Política

Câmara de Santos aprova aumento salarial de 7% para servidores

14/02/2025 Marco Santana
Câmara de Santos aprova aumento salarial de 7% para servidores | Jornal da Orla

A Câmara de Santos aprovou ontem (13), em duas votações, o reajuste salarial para os servidores municipais: 7% (4,6% equivalente à reposição da inflação e 2,4% de aumento real), além de correção de 10% na cesta básica.
A proposta do Executivo chegou ao Legislativo na quarta (12) e, na manhã seguinte, estava pautada em sessão extraordinária. O plenário precisou de menos de 15 minutos para aprovar a matéria em primeira discussão.
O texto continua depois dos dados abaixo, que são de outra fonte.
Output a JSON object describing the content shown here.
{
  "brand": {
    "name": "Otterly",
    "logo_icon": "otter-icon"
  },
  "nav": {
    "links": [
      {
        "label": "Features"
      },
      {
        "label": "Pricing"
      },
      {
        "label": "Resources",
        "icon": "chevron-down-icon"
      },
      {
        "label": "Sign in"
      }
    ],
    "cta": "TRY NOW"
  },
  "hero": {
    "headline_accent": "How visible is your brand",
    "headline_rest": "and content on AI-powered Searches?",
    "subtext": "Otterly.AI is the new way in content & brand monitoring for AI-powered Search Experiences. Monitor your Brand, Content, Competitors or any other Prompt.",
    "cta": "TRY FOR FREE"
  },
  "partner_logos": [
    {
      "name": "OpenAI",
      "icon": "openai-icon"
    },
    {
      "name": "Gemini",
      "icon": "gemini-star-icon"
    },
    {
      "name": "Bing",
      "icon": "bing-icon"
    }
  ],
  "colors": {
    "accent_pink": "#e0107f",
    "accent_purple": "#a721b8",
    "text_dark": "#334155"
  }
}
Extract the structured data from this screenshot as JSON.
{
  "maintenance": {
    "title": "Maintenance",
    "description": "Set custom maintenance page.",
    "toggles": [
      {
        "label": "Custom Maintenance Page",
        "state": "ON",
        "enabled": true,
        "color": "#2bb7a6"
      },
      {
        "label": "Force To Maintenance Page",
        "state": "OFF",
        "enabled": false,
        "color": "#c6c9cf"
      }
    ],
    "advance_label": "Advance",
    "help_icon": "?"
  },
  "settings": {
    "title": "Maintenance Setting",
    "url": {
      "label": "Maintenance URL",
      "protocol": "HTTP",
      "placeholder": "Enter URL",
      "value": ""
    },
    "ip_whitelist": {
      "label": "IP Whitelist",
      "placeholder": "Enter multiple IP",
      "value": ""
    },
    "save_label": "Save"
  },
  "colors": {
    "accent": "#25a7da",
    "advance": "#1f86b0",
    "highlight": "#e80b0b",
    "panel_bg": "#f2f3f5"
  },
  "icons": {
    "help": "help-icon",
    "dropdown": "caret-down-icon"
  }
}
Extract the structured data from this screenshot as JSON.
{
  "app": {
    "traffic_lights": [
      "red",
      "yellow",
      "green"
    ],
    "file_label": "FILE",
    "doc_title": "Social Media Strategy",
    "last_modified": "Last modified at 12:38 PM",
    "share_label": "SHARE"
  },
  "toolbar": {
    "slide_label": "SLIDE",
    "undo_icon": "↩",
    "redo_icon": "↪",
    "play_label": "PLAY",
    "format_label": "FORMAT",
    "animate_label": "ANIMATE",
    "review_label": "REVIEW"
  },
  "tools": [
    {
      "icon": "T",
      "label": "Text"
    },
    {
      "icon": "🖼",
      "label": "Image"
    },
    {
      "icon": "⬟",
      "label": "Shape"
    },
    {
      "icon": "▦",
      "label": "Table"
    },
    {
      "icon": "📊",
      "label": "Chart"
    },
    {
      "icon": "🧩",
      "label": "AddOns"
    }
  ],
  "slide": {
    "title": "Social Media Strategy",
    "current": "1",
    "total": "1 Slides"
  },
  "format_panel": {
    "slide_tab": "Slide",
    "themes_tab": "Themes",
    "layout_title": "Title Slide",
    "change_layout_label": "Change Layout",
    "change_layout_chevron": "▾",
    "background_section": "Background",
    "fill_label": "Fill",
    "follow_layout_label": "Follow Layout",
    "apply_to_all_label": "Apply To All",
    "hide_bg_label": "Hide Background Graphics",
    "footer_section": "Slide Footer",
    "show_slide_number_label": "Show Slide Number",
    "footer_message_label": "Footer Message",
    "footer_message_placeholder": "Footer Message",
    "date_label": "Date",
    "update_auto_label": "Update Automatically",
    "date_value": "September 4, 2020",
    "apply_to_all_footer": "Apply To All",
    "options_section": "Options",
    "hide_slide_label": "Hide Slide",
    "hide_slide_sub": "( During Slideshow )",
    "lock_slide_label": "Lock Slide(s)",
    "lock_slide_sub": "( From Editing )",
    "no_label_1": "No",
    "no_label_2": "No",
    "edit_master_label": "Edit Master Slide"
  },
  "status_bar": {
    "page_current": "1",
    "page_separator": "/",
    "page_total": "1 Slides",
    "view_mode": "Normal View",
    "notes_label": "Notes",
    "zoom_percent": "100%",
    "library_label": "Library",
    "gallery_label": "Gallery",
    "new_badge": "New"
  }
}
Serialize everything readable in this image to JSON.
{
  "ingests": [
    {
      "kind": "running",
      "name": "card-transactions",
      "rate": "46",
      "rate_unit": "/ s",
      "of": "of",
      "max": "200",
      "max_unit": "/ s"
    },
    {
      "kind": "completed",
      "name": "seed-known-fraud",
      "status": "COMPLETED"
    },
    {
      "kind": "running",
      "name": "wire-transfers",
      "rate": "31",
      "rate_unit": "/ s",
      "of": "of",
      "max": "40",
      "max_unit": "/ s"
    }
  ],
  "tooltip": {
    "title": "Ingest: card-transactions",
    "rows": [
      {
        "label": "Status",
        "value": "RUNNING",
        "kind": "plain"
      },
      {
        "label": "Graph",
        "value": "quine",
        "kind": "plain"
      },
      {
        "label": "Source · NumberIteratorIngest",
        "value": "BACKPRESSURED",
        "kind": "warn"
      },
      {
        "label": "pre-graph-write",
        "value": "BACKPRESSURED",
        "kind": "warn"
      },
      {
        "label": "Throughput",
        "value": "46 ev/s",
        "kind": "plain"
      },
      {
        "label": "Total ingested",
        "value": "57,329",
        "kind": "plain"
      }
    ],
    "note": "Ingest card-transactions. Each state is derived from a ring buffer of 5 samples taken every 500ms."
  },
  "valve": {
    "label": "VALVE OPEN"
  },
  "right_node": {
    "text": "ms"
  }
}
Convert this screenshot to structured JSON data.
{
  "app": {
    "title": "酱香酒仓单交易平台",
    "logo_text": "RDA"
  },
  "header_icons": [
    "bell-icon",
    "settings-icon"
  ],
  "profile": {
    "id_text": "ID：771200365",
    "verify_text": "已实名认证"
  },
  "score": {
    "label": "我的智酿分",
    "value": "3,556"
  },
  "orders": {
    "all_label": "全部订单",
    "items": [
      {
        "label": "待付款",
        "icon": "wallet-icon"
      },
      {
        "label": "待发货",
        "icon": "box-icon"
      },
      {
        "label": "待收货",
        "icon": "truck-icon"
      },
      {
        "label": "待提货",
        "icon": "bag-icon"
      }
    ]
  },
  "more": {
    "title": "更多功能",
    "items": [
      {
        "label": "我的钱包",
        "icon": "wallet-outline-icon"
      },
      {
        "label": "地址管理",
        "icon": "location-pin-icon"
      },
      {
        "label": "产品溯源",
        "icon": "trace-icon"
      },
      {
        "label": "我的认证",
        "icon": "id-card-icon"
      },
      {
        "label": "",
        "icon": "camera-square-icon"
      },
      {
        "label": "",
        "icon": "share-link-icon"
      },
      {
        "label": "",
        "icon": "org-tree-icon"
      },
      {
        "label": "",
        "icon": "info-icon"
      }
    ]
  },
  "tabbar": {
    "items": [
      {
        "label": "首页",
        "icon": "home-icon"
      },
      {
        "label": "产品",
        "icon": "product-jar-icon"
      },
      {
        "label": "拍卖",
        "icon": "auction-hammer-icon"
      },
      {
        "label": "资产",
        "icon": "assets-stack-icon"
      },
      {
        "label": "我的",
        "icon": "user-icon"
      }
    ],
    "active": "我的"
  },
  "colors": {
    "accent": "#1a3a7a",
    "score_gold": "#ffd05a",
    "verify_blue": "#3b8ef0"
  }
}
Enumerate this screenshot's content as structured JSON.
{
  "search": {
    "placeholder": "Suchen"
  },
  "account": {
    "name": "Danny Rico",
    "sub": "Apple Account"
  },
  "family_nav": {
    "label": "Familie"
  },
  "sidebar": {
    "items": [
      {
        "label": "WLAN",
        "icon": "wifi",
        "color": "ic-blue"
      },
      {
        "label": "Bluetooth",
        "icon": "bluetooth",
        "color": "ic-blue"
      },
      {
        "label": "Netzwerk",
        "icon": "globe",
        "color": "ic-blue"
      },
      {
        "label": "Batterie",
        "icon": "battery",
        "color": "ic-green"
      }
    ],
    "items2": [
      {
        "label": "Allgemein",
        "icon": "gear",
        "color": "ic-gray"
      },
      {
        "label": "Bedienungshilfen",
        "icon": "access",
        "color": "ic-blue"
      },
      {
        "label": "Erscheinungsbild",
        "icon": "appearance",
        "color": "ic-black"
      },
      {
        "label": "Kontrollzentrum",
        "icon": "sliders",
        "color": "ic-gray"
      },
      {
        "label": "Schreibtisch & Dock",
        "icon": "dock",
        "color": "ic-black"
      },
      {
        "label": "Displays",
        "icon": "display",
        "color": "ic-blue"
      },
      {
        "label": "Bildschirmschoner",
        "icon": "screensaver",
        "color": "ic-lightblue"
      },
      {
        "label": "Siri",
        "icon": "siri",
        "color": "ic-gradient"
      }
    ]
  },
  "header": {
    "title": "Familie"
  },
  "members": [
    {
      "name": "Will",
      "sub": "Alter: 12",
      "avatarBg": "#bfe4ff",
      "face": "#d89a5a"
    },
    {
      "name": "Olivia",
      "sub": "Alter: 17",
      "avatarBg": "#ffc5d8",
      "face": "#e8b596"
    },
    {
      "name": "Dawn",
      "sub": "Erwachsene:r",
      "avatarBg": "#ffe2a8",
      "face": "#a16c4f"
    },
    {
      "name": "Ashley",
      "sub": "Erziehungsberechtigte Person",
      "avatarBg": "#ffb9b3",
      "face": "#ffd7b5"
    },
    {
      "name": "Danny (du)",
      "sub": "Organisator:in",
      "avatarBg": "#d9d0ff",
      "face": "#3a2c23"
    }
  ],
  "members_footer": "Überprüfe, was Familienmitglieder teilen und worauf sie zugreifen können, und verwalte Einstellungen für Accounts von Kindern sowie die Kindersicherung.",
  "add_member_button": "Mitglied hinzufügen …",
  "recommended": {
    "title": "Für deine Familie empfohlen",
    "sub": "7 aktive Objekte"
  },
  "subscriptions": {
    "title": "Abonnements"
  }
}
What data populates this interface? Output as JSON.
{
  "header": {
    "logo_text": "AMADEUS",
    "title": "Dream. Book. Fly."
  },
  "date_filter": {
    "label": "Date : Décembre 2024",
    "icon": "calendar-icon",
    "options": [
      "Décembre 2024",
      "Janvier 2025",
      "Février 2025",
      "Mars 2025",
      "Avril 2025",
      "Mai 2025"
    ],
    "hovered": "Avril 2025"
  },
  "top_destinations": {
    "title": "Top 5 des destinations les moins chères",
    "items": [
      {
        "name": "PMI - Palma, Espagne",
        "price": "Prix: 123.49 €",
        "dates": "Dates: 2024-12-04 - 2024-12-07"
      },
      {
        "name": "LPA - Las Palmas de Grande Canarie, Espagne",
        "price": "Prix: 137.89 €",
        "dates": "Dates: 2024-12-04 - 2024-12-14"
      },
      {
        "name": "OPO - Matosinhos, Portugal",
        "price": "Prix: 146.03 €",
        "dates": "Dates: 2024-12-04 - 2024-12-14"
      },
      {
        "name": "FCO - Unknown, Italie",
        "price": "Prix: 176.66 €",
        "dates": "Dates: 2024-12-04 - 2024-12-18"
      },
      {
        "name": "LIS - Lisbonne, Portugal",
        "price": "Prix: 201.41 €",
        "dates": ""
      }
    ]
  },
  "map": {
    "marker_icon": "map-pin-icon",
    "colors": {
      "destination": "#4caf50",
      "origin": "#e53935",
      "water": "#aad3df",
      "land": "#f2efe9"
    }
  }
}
Na sessão ordinária, à tarde, os vereadores apenas ratificaram a posição, concluindo o rito. Questionado sobre a celeridade no processo de análise e votação, o líder do governo, vereador Cacá Teixeira (PSDB), garantiu que não houve nenhuma determinação do Executivo para que a apreciação fosse apressada.
Segundo ele, o objetivo é garantir que os servidores possam receber os salários reajustados já no próximo pagamento. Cacá ressaltou que a folha de pagamento fecha dia 25 e, caso a matéria ficasse para a próxima semana, com a necessidade de duas votações, não haveria tempo.

Tempo para discussão
Sindicalistas e servidores que estavam nas galerias pediram tempo para discussão. A vereadora Débora Camilo (PSOL) registrou seu repúdio à falta de diálogo do Executivo e defendeu as negociações, mas votou a favor do reajuste, uma vez que a bancanda governista é maioria: “não tinha como votar contra aumento de salário”.
Pelo mesmo motivo, Marcos Caseiro (PT) falou que a falta de discussão colocou a oposição em uma sinuca. “Sou funcionário aposentado, trabalhei 33 anos na Prefeitura e, pela minha história, não posso votar contra a categoria. Ao mesmo tempo, quero registrar que precisamos aprender a dialogar, conversar mais”, disse.

 

Sindicalistas criticam estratégia do Executivo

Diretores dos dois sindicatos que representam os funcionários públicos municipais de Santos acusam a Prefeitura de “atropelar” as negociações, enviando o projeto de reajuste para a Câmara sem atender pontos que vinham sendo discutidos, justamente na semana em que ambas as entidades convocaram assembleias da categoria.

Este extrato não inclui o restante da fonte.